Wednesday, June 22, 2016

What happens when open access wins?

The last few days I've been re-reading articles about Ted Nelson's work (including ill-fated Project Xanadu), reading articles celebrating his work (brought together in the open access book "Intertwingled"), playing with Hypothes.is, and thinking about annotation and linking. One of the things which distinguishes Nelson's view of hypertext from the current web is that for Nelson links are first class citizens, they are persistent, they are bidirectional, and can be links not just documents but between parts of documents. In the web we have links that are unidirectional, when I link to something, the page I link to has no idea that I've made that link. Knowing who links to you turns out to be both hard to work out, and very valuable. In the academic world, links between articles (citations) form the basis of commercial databases such as the Web of Science. And of course, the distribution of links between web pages forms the basis of Google's search engine.
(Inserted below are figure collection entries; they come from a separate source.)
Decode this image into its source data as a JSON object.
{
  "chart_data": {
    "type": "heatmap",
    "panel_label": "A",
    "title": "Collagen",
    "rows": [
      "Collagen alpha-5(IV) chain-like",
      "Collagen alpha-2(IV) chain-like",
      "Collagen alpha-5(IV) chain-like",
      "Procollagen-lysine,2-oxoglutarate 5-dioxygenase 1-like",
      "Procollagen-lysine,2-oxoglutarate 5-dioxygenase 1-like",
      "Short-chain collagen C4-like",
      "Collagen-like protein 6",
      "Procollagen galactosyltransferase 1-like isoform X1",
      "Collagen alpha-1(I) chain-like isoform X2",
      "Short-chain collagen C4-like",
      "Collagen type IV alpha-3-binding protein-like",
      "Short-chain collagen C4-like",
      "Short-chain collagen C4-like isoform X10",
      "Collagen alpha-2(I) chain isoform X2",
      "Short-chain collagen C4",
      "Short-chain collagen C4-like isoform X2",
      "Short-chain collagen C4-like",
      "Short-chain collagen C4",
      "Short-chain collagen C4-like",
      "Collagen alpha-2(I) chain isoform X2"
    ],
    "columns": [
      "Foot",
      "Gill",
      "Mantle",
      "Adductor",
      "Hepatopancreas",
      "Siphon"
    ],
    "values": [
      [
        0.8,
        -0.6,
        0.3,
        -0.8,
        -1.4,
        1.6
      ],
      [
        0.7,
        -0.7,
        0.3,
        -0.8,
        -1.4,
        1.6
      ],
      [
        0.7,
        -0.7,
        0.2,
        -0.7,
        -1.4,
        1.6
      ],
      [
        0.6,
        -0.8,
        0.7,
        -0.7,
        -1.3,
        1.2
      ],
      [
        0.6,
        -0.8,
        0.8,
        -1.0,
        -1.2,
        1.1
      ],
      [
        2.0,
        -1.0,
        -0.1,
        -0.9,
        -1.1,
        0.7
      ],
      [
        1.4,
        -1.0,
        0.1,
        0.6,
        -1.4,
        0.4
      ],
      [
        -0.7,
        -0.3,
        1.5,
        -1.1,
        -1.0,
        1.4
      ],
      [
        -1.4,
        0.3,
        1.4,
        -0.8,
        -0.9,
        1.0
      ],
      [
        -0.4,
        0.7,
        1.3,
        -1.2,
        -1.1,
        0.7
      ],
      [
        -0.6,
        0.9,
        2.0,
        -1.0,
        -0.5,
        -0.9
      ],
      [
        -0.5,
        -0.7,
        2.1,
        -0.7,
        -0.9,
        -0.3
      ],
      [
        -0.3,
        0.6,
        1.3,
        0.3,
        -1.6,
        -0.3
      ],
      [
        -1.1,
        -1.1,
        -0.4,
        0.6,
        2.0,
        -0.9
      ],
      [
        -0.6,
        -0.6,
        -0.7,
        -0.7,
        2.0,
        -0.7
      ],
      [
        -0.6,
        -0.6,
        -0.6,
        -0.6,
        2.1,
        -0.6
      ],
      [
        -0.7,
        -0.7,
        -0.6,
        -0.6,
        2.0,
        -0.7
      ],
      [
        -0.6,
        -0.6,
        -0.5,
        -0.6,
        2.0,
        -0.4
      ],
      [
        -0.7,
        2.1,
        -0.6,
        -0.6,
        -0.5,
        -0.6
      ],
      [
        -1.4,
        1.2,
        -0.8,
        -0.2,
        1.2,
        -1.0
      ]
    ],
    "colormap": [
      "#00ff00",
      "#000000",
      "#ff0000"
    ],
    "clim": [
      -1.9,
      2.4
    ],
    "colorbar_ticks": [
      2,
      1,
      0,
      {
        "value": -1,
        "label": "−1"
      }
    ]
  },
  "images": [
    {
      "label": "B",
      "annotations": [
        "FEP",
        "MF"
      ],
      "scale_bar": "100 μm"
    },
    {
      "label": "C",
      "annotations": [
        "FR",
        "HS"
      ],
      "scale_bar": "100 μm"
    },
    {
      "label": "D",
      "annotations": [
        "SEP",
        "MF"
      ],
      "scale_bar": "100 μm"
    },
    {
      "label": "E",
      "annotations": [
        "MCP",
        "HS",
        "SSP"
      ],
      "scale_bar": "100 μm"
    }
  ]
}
Just as attempts to build free and open citation databases have come to nothing, there is no free and open search engine to compete with Google.

The chapters in "Intertwingled" make clear that hypertext had a long and varied history before being subsumed by the web. One project which caught my eye was Microcosm, which lead me to the paper "Dynamic link inclusion in online PDF journals" (doi:10.1007/BFb0053299, there's a free preprint here). This article tackles the problem of adding links to published papers. These links could be to other papers (citations), to data sets, to records in online databases (e.g., DNA sequences), names of organisms, etc. The authors outline four different scenarios for adding these links to an article.

In first scenario the reader obtains a paper from a publisher (either open access from behind a paywall), then using a "linkbase" that they have access too they add link to the paper.

Links1

This is very much what Hypothes.is offers, you use their tools to add annotations to a paper, and those annotations remain under your control.

In the second scenario, the publisher owns the linkbase and provides the reader with an annotated version of the paper.

Links2

This is essentially what tools like ReadCube offer. The two remaining scenarios cover the case where the reader doesn't get the paper from the publisher but instead gets the links. In one of these scenarios (shown below) the reader sends the paper to the publisher and gets the linked paper back in return, in the other (not shown) the reader gets the links but uses their own tools to embed them in the paper.

Links3

If you're still with me at this point you may be wondering how all of this relates to the title of this essay ("What happens when open access wins?"). Well, imagine that academic publishing eventually becomes overwhelmingly open access, so that publishers are making content available for free. Is this a sustainable business model? Might a publisher, seeing the writing on the wall, start to think about what they can charge for, if not articles (I'm deliberately ignoring the "author pays" model of open access as I'm not convinced this has a long term future).

In the diagrams above the "linkbase" is on the publisher's side in two of the three scenarios. If I was a publisher, I'd be looking to assembling proprietary databases and linking tools to create value that I could then charge for. I'm sure this is happening already. I suspect that the growing trend to open access for publications is not going to be enough to keep access to scientific knowledge itself open. In many ways publications themselves aren't terribly useful, it's the knowledge they contain that matters. Extracting, cross linking, and interpreting that knowledge is going to require sophisticated tools. The next challenge is going to be ensuring that the "linkbases" generated by those tools remain free and open, or an "open access" victory may turn out to be hollow.